Le refus du recours à la force suppose aussi la disso­lu­tion de toutes les alliances mili­taires et une bataille pour le désar­me­ment géné­ra­lisé et en parti­cu­lier pour le bannis­se­ment des armes nucléaires. Un tel désar­me­ment doit être simul­tané et progres­sif pour des raisons évidentes de rapports de forces. Il suppose aussi des contrôles et surtout une confiance réci­proque… dont l’exis­tence de droits démo­cra­tiques et de liber­tés fonda­men­tales dans tous les pays est la meilleure garan­tie.

Il y a donc un lien étroit entre la recherche de la paix mondiale et la lutte pour la démo­cra­tie dans chaque pays. De plus, cette disso­lu­tion des alliances mili­taires doit s’ac­com­pa­gner de la créa­tion d’un cadre de réso­lu­tion des conflits. C’est en théo­rie l’ONU qui devrait en être chargé, mais son fonc­tion­ne­ment actuel l’em­pêche de jouer ce rôle. La réforme de l’ONU, pour qu’elle devienne une véri­table société des nations, est un serpent de mer tant les rapports de forces entre les grandes puis­sances para­lysent toute velléité de chan­ge­ment. Ce devrait être pour­tant une prio­rité.

La ques­tion des alliances mili­taires pose évidem­ment celle de l’OTAN. Lors de la disso­lu­tion du pacte de Varso­vie suite à la dispa­ri­tion de l’URSS, l’OTAN, qui se voulait une alliance défen­sive, n’avait plus de raison d’être. Elle aurait dû être rempla­cée par un pacte de sécu­rité globale incluant la Russie. Or, non seule­ment l’OTAN n’a pas été dissoute, mais elle s’est éten­due à l’est sans que ses missions ne soient réel­le­ment redé­fi­nies.
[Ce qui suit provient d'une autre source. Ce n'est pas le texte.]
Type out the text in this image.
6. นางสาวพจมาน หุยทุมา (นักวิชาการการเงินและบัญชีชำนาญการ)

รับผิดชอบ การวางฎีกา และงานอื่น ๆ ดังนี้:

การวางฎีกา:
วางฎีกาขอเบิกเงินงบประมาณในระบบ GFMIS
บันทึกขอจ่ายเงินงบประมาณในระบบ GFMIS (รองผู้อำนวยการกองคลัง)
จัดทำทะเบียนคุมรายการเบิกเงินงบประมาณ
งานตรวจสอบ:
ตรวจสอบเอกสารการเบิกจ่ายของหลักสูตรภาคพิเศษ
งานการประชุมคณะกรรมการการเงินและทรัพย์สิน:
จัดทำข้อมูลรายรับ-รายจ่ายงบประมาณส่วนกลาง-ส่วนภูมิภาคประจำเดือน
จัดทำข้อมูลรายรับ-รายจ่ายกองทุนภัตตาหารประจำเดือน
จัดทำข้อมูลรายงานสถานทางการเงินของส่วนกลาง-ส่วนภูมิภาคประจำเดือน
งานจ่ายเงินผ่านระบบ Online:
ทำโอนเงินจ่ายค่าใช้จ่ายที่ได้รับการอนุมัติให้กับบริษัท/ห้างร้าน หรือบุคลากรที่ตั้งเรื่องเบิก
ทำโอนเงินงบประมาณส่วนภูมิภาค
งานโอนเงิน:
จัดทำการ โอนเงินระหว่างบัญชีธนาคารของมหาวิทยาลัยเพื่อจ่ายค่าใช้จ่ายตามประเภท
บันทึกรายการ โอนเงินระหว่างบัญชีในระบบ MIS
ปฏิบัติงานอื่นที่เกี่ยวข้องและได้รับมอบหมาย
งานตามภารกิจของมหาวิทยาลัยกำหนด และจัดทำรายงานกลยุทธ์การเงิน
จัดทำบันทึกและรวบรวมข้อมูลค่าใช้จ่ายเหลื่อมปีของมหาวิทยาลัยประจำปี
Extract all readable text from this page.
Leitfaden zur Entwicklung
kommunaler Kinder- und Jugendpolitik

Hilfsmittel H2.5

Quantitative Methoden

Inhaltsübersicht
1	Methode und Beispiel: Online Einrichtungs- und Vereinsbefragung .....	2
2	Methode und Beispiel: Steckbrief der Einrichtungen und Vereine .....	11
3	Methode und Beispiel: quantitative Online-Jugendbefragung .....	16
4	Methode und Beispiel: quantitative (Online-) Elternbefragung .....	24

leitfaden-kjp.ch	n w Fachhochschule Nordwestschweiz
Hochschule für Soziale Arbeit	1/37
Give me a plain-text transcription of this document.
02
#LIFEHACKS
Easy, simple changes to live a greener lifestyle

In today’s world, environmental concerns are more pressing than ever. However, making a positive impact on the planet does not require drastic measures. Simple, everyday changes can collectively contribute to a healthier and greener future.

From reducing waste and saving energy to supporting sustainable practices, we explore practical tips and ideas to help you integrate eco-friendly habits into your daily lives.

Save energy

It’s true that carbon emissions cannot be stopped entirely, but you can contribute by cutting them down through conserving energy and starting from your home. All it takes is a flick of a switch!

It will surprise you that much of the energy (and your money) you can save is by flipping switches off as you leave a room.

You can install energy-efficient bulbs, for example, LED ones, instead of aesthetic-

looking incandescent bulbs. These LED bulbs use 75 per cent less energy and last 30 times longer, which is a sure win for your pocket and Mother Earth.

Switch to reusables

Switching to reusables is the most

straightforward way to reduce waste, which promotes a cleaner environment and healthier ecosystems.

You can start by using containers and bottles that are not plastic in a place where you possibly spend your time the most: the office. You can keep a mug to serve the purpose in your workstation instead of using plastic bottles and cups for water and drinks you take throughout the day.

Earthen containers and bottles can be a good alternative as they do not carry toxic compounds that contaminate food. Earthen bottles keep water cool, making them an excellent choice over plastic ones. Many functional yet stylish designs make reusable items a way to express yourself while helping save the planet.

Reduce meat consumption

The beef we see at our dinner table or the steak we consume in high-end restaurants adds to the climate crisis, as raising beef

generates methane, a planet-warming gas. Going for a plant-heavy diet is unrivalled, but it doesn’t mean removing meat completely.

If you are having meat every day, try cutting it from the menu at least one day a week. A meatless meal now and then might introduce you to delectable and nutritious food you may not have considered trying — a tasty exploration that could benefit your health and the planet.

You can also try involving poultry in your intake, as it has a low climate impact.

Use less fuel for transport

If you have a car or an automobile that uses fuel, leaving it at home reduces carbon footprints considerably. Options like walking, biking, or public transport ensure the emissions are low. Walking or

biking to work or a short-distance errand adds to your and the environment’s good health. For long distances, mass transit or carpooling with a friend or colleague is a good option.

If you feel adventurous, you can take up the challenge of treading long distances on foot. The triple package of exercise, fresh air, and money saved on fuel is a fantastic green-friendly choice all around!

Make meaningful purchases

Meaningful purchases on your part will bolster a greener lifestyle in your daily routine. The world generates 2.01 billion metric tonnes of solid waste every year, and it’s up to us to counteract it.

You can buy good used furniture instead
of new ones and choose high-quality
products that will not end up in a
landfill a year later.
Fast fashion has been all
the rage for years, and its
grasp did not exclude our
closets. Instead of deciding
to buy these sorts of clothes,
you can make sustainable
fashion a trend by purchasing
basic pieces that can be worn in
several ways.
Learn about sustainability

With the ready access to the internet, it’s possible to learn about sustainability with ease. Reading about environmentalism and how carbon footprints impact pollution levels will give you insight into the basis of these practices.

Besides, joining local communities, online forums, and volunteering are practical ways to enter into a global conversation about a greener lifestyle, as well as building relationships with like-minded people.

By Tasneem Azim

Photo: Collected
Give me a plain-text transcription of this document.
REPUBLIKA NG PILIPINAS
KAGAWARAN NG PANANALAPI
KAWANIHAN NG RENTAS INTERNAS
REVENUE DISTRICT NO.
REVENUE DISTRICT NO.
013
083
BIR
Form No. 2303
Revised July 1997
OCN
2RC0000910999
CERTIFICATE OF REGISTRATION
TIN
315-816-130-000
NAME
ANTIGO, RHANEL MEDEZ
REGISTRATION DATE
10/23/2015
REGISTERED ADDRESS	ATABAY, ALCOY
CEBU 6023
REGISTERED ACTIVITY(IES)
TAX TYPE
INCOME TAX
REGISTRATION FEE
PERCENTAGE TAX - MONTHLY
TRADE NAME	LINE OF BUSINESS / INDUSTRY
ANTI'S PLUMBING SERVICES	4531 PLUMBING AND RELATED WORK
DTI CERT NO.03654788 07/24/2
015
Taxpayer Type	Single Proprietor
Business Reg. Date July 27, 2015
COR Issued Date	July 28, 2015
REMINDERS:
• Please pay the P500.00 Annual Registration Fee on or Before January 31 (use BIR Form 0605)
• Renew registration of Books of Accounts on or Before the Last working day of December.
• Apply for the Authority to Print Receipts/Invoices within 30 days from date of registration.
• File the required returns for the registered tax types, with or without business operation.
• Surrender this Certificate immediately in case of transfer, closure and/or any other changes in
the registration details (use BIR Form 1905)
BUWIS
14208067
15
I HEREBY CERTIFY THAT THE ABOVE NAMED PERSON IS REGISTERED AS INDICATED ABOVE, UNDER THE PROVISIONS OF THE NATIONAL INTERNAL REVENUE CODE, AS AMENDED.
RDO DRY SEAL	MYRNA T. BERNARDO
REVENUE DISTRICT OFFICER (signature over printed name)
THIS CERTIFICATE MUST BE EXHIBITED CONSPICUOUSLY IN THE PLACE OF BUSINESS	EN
Il y a eu une volonté de margi­na­li­ser la Russie dans les rela­tions inter­na­tio­nales, sans comp­ter le chaos entraîné par la purge néoli­bé­rale, la « théra­pie de choc », soute­nue sinon impul­sée par les occi­den­taux. Le régime de Poutine est né de cette situa­tion et les occi­den­taux, États-Unis en tête, en portent une lourde respon­sa­bi­lité. Mais faire de l’his­toire contre­fac­tuelle – que se serait-il passé si… ? – ne fait pas une orien­ta­tion poli­tique concrète.

Dans les circons­tances actuelles, marquées par la volonté expan­sion­niste de la Russie, l’exis­tence de l’OTAN est une garan­tie de sécu­rité pour nombre de pays qui n’ont pas les moyens mili­taires de se proté­ger face à d’éven­tuelles agres­sions russes. Deman­der aujourd’­hui sa disso­lu­tion pren­drait le risque de les encou­ra­ger.

L’in­va­sion russe va de nouveau poser la ques­tion du trai­te­ment de l’im­mi­gra­tion. La plupart des diri­geants des États euro­péens devraient être pour­sui­vis pour crime contre l’hu­ma­nité pour la façon dont sont trai­tés aujourd’­hui les migrant.es. Les fron­tières doivent être ouvertes pour permettre l’ac­cueil des réfu­gié.es, quelle que soit leur prove­nance, et leur prise en charge digne doit se faire au niveau de l’Union euro­péenne.

De plus aucune distinc­tion ne doit se faire entre les réfu­gié.es venant d’Ukraine et les autres, tout en espé­rant que les premiers puissent rapi­de­ment et en toute sécu­rité retour­ner vivre dans leur pays.

On le voit, une orien­ta­tion alter­mon­dia­liste sur le plan inter­na­tio­nal se situe sur une ligne de crête. Elle doit à la fois éviter le simplisme binaire, l’inef­fi­ca­cité des simples procla­ma­tions de prin­cipes abstraits et l’op­por­tu­nisme au nom du réalisme. Diffi­cile donc…, ce d’au­tant plus que le mouve­ment alter­mon­dia­liste, qui s’est incarné dans les proces­sus des forums sociaux mondiaux, patine et s’avère inca­pable de peser réel­le­ment à l’échelle inter­na­tio­nale.